日本政府は……最初からジーナに脅されている。既に、第一の目的を彼女は達成しているのだ。
そのうえで、第二の目的──真の目的であろう『フィーラの全滅』を行う上で、日本国保有戦力による一切の妨害を禁止するという話を一方的に通達し、目的地から奪われた絶対的な弱点をちらつかせることでフィーラ護衛部隊の展開を防いだジーナは悠々と狙撃地点を陣取り、そしてフィーラ・レオへの狙撃を成功させた。

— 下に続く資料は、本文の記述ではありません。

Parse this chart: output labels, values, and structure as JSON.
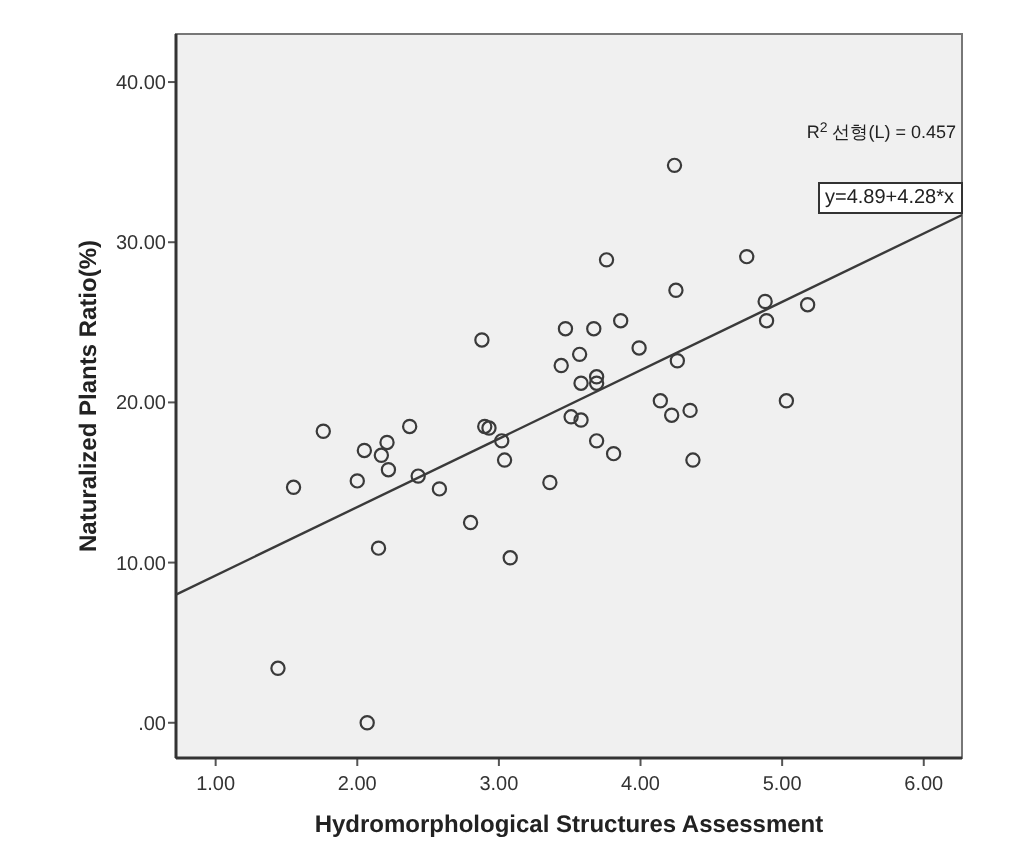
{
  "chart_data": {
    "type": "scatter",
    "xlabel": "Hydromorphological Structures Assessment",
    "ylabel": "Naturalized Plants Ratio(%)",
    "xlim": [
      0.72,
      6.27
    ],
    "ylim": [
      -2.2,
      43
    ],
    "xticks": [
      {
        "value": 1,
        "label": "1.00"
      },
      {
        "value": 2,
        "label": "2.00"
      },
      {
        "value": 3,
        "label": "3.00"
      },
      {
        "value": 4,
        "label": "4.00"
      },
      {
        "value": 5,
        "label": "5.00"
      },
      {
        "value": 6,
        "label": "6.00"
      }
    ],
    "yticks": [
      {
        "value": 0,
        "label": ".00"
      },
      {
        "value": 10,
        "label": "10.00"
      },
      {
        "value": 20,
        "label": "20.00"
      },
      {
        "value": 30,
        "label": "30.00"
      },
      {
        "value": 40,
        "label": "40.00"
      }
    ],
    "grid": false,
    "series": [
      {
        "marker": "circle",
        "color": "#3a3a3a",
        "x": [
          1.76,
          1.55,
          1.44,
          2.07,
          2.05,
          2.0,
          2.17,
          2.21,
          2.22,
          2.15,
          2.37,
          2.43,
          2.58,
          2.8,
          2.9,
          2.93,
          3.02,
          3.04,
          3.08,
          3.36,
          2.88,
          3.44,
          4.24,
          3.76,
          4.75,
          4.25,
          4.88,
          5.18,
          4.89,
          3.47,
          3.67,
          3.86,
          3.57,
          3.99,
          3.58,
          3.69,
          3.69,
          4.26,
          4.14,
          4.22,
          4.35,
          5.03,
          3.51,
          3.58,
          3.69,
          3.81,
          4.37
        ],
        "values": [
          18.2,
          14.7,
          3.4,
          0,
          17.0,
          15.1,
          16.7,
          17.5,
          15.8,
          10.9,
          18.5,
          15.4,
          14.6,
          12.5,
          18.5,
          18.4,
          17.6,
          16.4,
          10.3,
          15.0,
          23.9,
          22.3,
          34.8,
          28.9,
          29.1,
          27.0,
          26.3,
          26.1,
          25.1,
          24.6,
          24.6,
          25.1,
          23.0,
          23.4,
          21.2,
          21.6,
          21.2,
          22.6,
          20.1,
          19.2,
          19.5,
          20.1,
          19.1,
          18.9,
          17.6,
          16.8,
          16.4
        ]
      },
      {
        "type": "line",
        "marker": "none",
        "color": "#3a3a3a",
        "x": [
          0.72,
          6.27
        ],
        "values": [
          8.0,
          31.7
        ]
      }
    ],
    "annotations": [
      "R$^{2}$ 선형(L) = 0.457",
      {
        "text": "y=4.89+4.28*x",
        "x": 6.27,
        "y": 31.7
      }
    ]
  }
}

ピスケス以降のゾディアック討伐戦のためにジーナが来日した直後に担当者を撒いて行方不明。二日後にはその『目的地』にて達成宣言を行ったのだ。
日本政府としては『目標』の安全を確保して貰うためにフィーラを差し出すしか無い。一部の派閥は、国内のフィーラを拘束してジーナに献上する──という名目で囮に使ってその間に目標を再確保、もしくはジーナを逆狙撃するという作戦も動いていると聞く。
様々な勢力の意思が絡み合った中では、思うように動けない。一方でジーナは自由にフィーラを撃つことが出来る。
アキラの役目はあと一つだ。そこからはアスクとリッタに全てを託すしか無い。
「──
同期として──いや、仲間として。彼らを信じる。
そして、アキラは新しい眼鏡を掛けながら視界と明晰な頭脳をクリアにして新しい任務に臨むのであった。